I would advise you to ask them about their culture, try to learn everything you can about their culture. Ask them to teach you some basic words of greeting in their language and occasionally greet them in their own language. They like to hear that. And they like to be on the teaching end. And they like to know that you're interested in them and in their culture.
I would also advise you to find a really good ELL teacher to be your mentor. Because that's how I learned so much was from some really wonderful colleagues that I had.
An unlikely success story
I always try to remember this. The worst student I ever taught when I was probably a first year ESL. I'd probably been in the classroom five or six years. But it's my first year of teaching ESL. Most obnoxious, horrible kid. And I thought, "I don't know what I will ever do with him."
I had him in the office all the time. That was back when I used to write referrals. And I just didn't know what I would ever do. And he grew up to be a foreman in a construction company, bought his parents a house, has a nice family. He's married to an ESL teacher. Grew up to be an outstanding young man.
So I always try to remember that, that no matter how hopeless they appear. That there may be a really, really good person inside. And they just need some patience and some guidance and some boundaries. And they're probably going to turn out just fine.
The Texas State Fair
I've been working with Burmese students, lovely people. And Burmese, they're the Karen tribe. They've been really oppressed. And they left Burma. They spent a lot of time in the refugee camp. They're really wonderful, dignified, civilized people. And they're weavers. The women weave this beautiful cloth. The men weave baskets.

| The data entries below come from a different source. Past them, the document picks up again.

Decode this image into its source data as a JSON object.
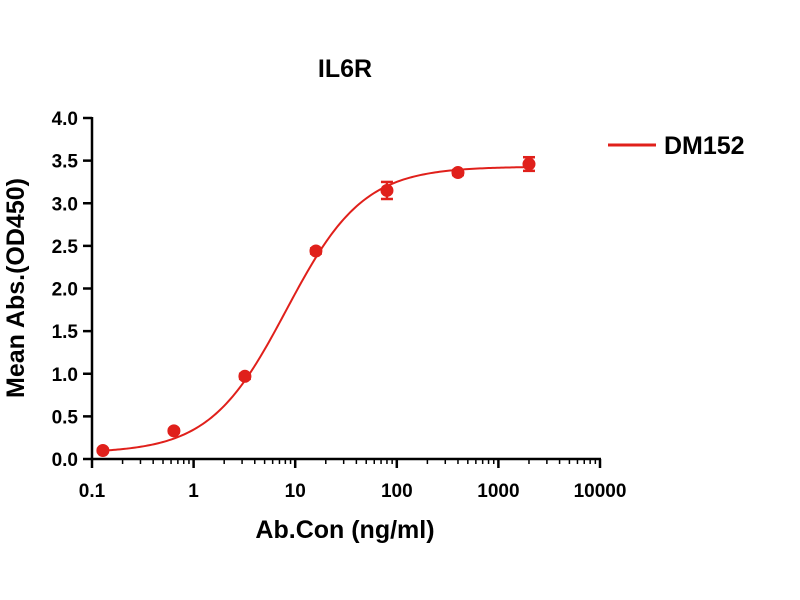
{
  "chart_data": {
    "type": "scatter",
    "title": "IL6R",
    "xlabel": "Ab.Con (ng/ml)",
    "ylabel": "Mean Abs.(OD450)",
    "xscale": "log",
    "xlim": [
      0.1,
      10000
    ],
    "ylim": [
      0,
      4.0
    ],
    "x_ticks": [
      0.1,
      1,
      10,
      100,
      1000,
      10000
    ],
    "x_tick_labels": [
      "0.1",
      "1",
      "10",
      "100",
      "1000",
      "10000"
    ],
    "y_ticks": [
      0.0,
      0.5,
      1.0,
      1.5,
      2.0,
      2.5,
      3.0,
      3.5,
      4.0
    ],
    "y_tick_labels": [
      "0.0",
      "0.5",
      "1.0",
      "1.5",
      "2.0",
      "2.5",
      "3.0",
      "3.5",
      "4.0"
    ],
    "grid": false,
    "legend_position": "top-right",
    "series": [
      {
        "name": "DM152",
        "color": "#e0201b",
        "x": [
          0.128,
          0.64,
          3.2,
          16,
          80,
          400,
          2000
        ],
        "y": [
          0.1,
          0.33,
          0.97,
          2.44,
          3.15,
          3.36,
          3.46
        ],
        "error": [
          0.02,
          0.02,
          0.03,
          0.03,
          0.1,
          0.03,
          0.08
        ],
        "fit": "4PL sigmoid"
      }
    ]
  }
}
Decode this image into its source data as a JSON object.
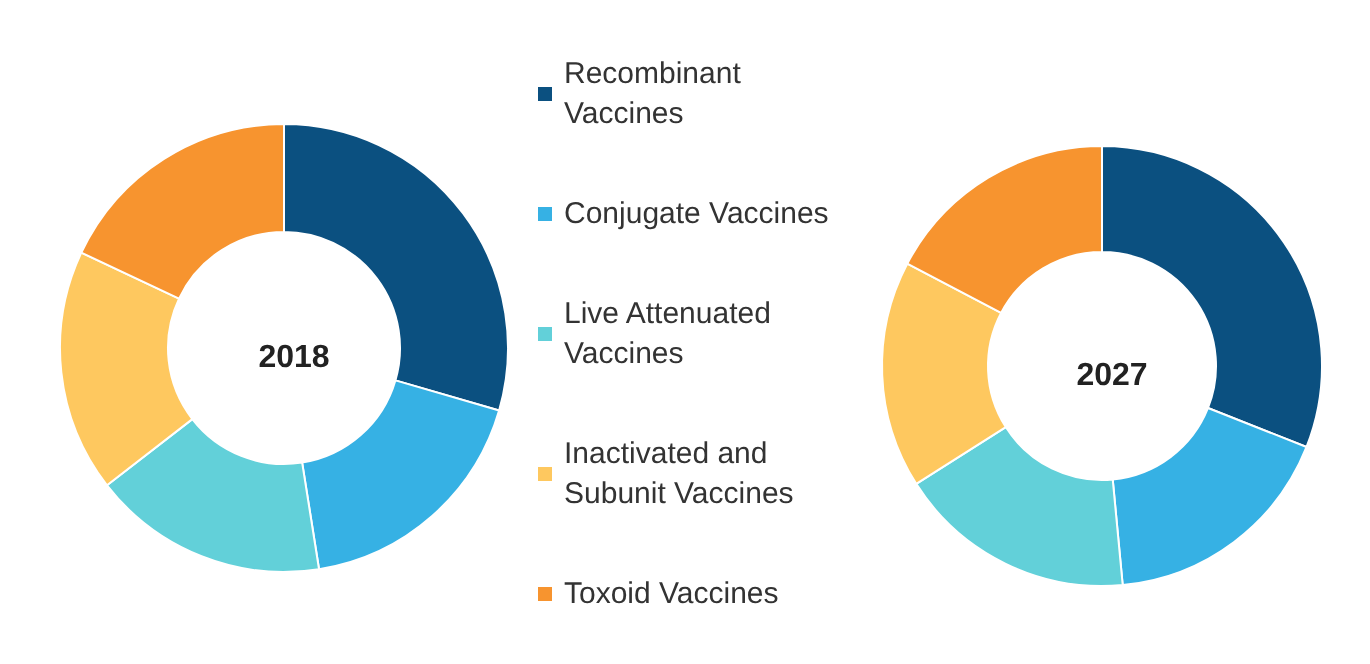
{
  "chart_data": {
    "type": "donut",
    "categories": [
      "Recombinant Vaccines",
      "Conjugate Vaccines",
      "Live Attenuated Vaccines",
      "Inactivated and Subunit Vaccines",
      "Toxoid Vaccines"
    ],
    "colors": [
      "#0b5080",
      "#36b1e4",
      "#62d0d9",
      "#fec85f",
      "#f7942f"
    ],
    "legend": "right",
    "series": [
      {
        "name": "2018",
        "values": [
          29.5,
          18,
          17,
          17.5,
          18
        ]
      },
      {
        "name": "2027",
        "values": [
          31,
          17.5,
          17.5,
          16.7,
          17.3
        ]
      }
    ]
  }
}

Well, I took my Burmese students and their parents to the Texas State Fair which is just fantastic. And I thought, oh, these artistic people. They're going to love the arts and crafts building. So I took them around to all the arts and crafts and the cultural exhibits.
And the trip was falling flat. These people were bored. They were not interested at all. And I thought, "Oh, my God. What is wrong?" And we happened to pass by the Midway. I had not even planned to take them to the Midway. And they saw the rollercoaster. And they just stood up like just looked up and just in wonder and awe. They said, "We want to go on it."
And that's the thing I'm the most afraid of in the whole world is roller coasters. I said, "Well, I can't go on it with you." They went on it. They loved it. They were ready for the next ride. So I had planned this very cultural trip to the fair. And it ended up being just like taking my kids. They didn't want to get off the Midway. And it was so funny.
Becoming a teacher
It was never really in the plan. It was funny. I went to college and just fell in love with the French language, never thinking much about what I would do with it. And at my school, they would use the senior, junior and senior students as assistants to the professor. And you would just kind of assist the professor and maybe teach a few little lessons under their guidance. I never even had any desire to it. But I had to go see my professor one day and she was having an argument with one of her assistants and let her go on the spot. And I was standing there. And she said, "Do you want to do this?"
And I said, "Yeah," ... and I absolutely fell in love with teaching. I had a wonderful time. And she was a wonderful professor and a great person to learn under. And, of course, the students were freshmen mostly. So they were only, you know, a couple of years younger than me. But I ended up working in the language lab. I ended up tutoring them, just because I wanted to. And I really realized then that teaching was what I wanted to do.
Biography
Biography
Ginny Thomas is a native of Dallas, TX and has taught English language learners at North Dallas High School in the Dallas Independent School District for more than twenty years. Ginny is also a curriculum and test writer for the D.I.S.D. She has conducted numerous professional develepment workshops for teachers through the American Federation of Teachers, TESOL, and D.I.S.D. Ginny is a member of the AFT ELL Educator Cadre and the National Writing Project.